Огнём тут вспыхнула и шапка на жуке-
Красавчи-ке, Пожарни-чке.
Несложная мораль видна мне лично тут
Сквозь наши дым да пламя:
Деревья листьями шумят, а не деньгами,
Увы – горят – раз – взяток не дают,
Отчизна спит, вертяся с боку набок.
В дыму – два – дятла нефтяных – без шапок.

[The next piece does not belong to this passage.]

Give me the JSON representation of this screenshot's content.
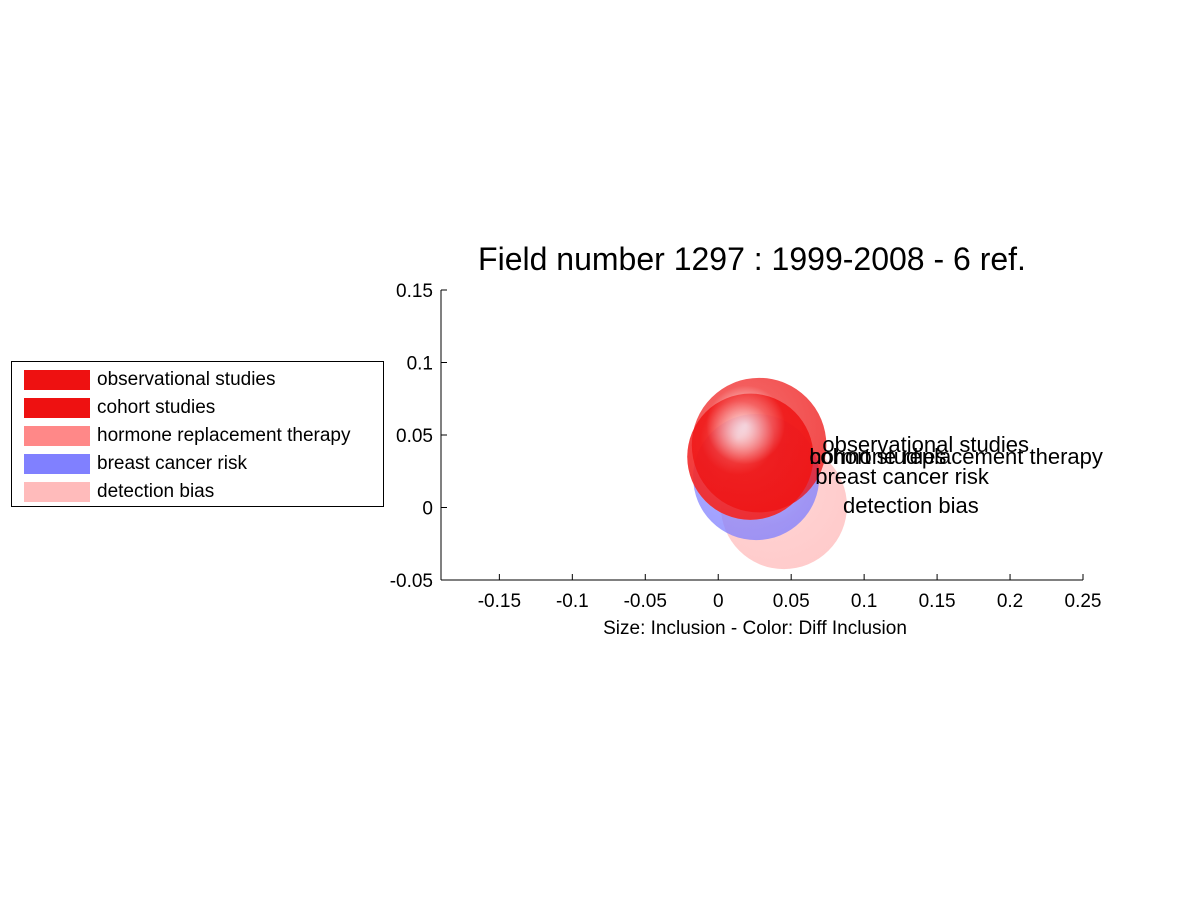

«Отпусти, роди, гора, мать-красавица…»
Отпусти, роди, гора, мать-красавица,
Нету силушки, задохся я в кратере.
Человек бежит туда, где спасаются,
Это бегство – от отца и от матери.
Человек бежит туда рыжей лавою,
Где его остудит море горючее.
Мать-гора, ты прозвала меня Славою,
А могла Тимошей, вышло по случаю.
Выше нынешних панов ибн товарищей,
(Им гулять вольно по скользкому погребу)
Отворил бы дверь мне, ветер мерцающий,
Жарким клубом погулял бы я по небу,
Со звездою, точно сын её, спелся бы
Я, прозрачным молоком напоён её.
Вся-то Русь, дву(дятло)главая Персия —
Для звезды – в ручьях и лужах – зелёная,
Или красная поляна, с застывшею
Магмой, ставшею для ветра игрушками,
Где-то там гора, меня отпустившая,
…За года торговля в рощах с кукушками:
«Ты ещё ку-ку добавь, ты не жмись-давай,
А не хочешь, поджидай покупателя»…
А кукушечка: «Живи уж, неистовый»…
Только всё это – до лавы, до кратера,
До горы и до звезды с пуповиною,
И до обморока млечного, звездного.
Кабы ведать, что живя, весь остыну я,
В неземного превращусь, в несерьёзного.
Печатью в снегу – голубая тень —
В ранних сумерках вечерних.
Боюсь, не утопну ль я – в темноте,
Как лодочник, чей блиц-финал
Ты предсказывал, грустный Генрих
Гейне, когда меня в детстве знал.
Там, за углом – певучий вздох —
Перед немецким вытьём овчарки.
Сейчас раздастся хриплый брёх…
И вдруг навстречу моргнёт фонарь,
Коснувшись золотом сетчатки.
Морозный воздух. Вполнеба хмарь.
«Как поживаешь к январю,
Отец? Пустынно кругом, сугробы», —
Молчу, глазами говорю, —
«Ты знаешь, ведь негоже пить
До полусмерти»! – «Ещё бы». —
Скажет взгляд, – «А как тут быть»?
«Этого я не знаю сам»… —
И о погоде помолчим,
Как помолчали про запой мы.
Хрипит овчарка. – «Чаю, сын»? —
Раскусим карамель с тобой мы,
Пока ещё вдвоём,
Так – каждый – не вполне один.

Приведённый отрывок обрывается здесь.